In addressing the inadequate data protection laws, the Kenya government, through the Ministry of ICT, are in the process of formulating a Data protection Framework in order to secure the benefits of Kenya’s digital economy and mitigate ensuing harms. Through a gazette notice number 4367, the Ministry of ICT constituted a Taskforce to develop the Policy and Regulatory Framework for Privacy and Data Protection in Kenya by defining the requirements for the protection of Personal Data. (See ict.go.ke)
In line with the constitutional requirement to subject proposed Regulatory Framework for public consultation, they have invited the public to give comments on proposed policy and bill on or before 12th September 2018.
The above is to address the need to comply with EU’s General Data Protection Regulations.
What is the GDPR (General Data Protection Regulation)?
It is a regulation in EU law that standardizes data protection law for all individuals within the EU member states and the European Economic Area. The strict new rules are on processing and regulating all Personally Identifiable Information (PII). Companies that collect this data were to comply by 25th May 2018.
What type of privacy data does the GDPR protect?
When signing up for our services as a first time client, we ask for PII( Personally Identifiable Information) which helps to identify you as the owner of the particular service and also distinguish you and other users on our database. That is the kind of information that GDPR protects.
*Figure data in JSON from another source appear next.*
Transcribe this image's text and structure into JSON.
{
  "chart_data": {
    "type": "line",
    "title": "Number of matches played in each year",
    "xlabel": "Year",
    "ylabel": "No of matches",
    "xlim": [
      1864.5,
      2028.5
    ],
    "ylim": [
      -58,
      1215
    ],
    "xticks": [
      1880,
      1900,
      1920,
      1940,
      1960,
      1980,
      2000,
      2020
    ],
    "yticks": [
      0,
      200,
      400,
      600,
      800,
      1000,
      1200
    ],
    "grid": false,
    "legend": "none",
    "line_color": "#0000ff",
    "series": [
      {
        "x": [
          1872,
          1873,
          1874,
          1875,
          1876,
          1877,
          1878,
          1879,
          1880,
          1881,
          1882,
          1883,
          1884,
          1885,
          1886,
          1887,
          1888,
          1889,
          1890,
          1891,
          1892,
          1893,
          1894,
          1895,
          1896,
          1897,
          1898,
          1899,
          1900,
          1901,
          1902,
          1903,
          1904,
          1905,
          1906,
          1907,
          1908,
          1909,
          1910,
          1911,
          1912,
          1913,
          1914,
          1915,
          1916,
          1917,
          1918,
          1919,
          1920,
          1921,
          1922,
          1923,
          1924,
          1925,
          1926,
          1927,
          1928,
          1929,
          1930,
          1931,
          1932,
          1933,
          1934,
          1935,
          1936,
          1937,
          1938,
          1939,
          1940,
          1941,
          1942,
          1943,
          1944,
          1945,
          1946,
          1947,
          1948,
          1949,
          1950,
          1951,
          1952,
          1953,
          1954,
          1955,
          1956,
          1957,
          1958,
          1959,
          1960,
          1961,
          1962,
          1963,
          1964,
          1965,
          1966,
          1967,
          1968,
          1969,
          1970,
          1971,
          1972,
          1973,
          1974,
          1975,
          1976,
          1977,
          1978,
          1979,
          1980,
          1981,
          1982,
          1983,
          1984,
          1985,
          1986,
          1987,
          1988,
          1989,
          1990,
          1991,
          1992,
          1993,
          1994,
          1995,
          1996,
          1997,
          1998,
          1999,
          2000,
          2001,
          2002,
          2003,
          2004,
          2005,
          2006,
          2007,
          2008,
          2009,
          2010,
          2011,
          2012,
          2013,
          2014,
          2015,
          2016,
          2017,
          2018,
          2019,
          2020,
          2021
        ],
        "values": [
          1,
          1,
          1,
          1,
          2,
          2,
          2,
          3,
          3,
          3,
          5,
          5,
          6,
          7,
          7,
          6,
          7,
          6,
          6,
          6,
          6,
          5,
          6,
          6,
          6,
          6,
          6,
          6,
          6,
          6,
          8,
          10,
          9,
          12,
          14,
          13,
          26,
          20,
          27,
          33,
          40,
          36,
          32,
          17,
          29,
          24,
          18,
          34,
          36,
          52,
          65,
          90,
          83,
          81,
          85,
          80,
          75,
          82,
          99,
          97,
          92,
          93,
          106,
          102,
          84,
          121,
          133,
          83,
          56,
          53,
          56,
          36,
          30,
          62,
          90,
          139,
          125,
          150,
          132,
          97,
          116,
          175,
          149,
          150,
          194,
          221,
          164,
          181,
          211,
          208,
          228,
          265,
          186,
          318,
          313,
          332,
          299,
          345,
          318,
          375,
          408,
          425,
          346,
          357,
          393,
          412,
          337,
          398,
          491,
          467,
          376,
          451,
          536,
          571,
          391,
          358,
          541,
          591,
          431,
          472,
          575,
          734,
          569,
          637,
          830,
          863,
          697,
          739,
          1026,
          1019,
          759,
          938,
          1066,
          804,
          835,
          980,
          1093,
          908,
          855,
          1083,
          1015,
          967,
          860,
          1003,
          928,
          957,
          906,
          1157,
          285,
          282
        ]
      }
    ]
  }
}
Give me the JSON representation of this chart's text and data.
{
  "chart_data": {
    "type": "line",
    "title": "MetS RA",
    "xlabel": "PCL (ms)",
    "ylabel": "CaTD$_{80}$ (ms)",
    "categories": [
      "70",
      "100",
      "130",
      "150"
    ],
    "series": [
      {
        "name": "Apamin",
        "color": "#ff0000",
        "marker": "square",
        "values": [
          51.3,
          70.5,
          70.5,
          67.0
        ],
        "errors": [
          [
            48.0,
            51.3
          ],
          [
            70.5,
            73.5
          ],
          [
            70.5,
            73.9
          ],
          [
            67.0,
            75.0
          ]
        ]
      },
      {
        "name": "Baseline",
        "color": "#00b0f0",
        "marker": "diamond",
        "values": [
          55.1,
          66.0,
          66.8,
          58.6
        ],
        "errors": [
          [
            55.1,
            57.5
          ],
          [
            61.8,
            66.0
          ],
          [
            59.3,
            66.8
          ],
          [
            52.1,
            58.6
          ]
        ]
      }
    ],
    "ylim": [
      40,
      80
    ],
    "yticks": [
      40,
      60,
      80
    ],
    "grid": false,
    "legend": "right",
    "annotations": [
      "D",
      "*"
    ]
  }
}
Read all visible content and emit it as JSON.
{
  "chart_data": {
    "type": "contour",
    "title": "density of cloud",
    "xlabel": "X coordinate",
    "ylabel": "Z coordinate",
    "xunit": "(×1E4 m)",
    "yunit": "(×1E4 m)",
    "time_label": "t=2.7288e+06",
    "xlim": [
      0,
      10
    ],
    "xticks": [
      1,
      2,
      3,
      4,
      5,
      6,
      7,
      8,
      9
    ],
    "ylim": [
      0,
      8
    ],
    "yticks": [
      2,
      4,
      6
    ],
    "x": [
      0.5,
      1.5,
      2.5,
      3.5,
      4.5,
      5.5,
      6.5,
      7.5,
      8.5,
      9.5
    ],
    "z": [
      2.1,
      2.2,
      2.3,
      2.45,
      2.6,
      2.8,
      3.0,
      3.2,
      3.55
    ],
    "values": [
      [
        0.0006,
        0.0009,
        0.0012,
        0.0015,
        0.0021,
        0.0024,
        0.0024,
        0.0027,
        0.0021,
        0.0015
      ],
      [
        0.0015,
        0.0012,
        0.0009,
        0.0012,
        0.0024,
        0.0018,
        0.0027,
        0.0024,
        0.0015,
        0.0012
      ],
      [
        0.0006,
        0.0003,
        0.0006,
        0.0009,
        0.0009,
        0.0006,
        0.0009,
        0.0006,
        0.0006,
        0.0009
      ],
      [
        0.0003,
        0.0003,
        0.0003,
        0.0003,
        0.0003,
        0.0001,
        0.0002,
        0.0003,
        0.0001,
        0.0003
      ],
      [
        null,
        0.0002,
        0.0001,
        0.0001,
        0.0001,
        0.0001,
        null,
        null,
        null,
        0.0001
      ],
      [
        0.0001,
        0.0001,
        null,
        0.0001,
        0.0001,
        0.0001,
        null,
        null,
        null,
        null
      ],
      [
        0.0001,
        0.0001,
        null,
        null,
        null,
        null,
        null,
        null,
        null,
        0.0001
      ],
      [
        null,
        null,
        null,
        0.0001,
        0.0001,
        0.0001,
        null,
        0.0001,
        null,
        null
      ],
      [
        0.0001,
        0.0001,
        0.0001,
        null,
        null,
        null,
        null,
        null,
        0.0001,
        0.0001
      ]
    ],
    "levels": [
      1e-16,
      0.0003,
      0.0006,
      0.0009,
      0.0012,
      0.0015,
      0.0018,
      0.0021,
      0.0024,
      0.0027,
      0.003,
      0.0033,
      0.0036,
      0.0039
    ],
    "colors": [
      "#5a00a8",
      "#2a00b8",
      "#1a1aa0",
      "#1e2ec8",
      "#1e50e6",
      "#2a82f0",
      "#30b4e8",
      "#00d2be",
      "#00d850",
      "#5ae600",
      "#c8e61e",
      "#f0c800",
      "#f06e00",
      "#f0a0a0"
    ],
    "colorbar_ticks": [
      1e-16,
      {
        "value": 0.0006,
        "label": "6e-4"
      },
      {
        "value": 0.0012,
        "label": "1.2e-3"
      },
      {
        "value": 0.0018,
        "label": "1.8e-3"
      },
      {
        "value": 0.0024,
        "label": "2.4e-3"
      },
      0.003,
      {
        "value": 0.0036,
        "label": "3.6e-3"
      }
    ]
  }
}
This includes;
- Biometric data
- Sexual Orientation
- Health and genetic data
- Basic identity information such as name, address and ID numbers
- Web data such as location, IP address, cookie data and RFID tags
- Racial or ethnic data
- Political opinions
The impact on Africa’s business is majorly in regard to how we process client’s data that we collect, how we store it and most definitely how we protect it. A point to note is that collecting and storing of personal data should be done when there’s consent.
What should you do then? As discussions on adapting to the laws continue, one of the best advise shared out has been; Collect only what is extremely necessary, store it for only as long as you need to, and store it properly and securely. It is important that you go through the data processing principles you will need to comply with.
Is GDPR only an EU concern? Do the laws affect Kenya and Africa at large?
It goes without saying that any business offering goods and services to people in EU countries, that require data processing is already affected. With the global increase in the number of countries aligning their data protection frameworks to that of EU, businesses in those countries will have to adapt to the new standards. As mentioned earlier, the Kenyan government is already formulating a data protection framework.
African countries will be required to comply with the GDPR to protect their export industries. It’s inevitable for African countries to comply, as it not only poses risk to the African Economy due to enormous exports to EU countries but also our lack of existing data protection framework for Africa, leaves us with no alternative.
It is, therefore, inherently key for all Kenyan citizens to participate in giving comments on the proposed framework before the said date. And more importantly, try to get an understanding of the GDPR compliance. GDPR compliance is a step for African countries to foster a significant relationship with EU and create strategic partnerships.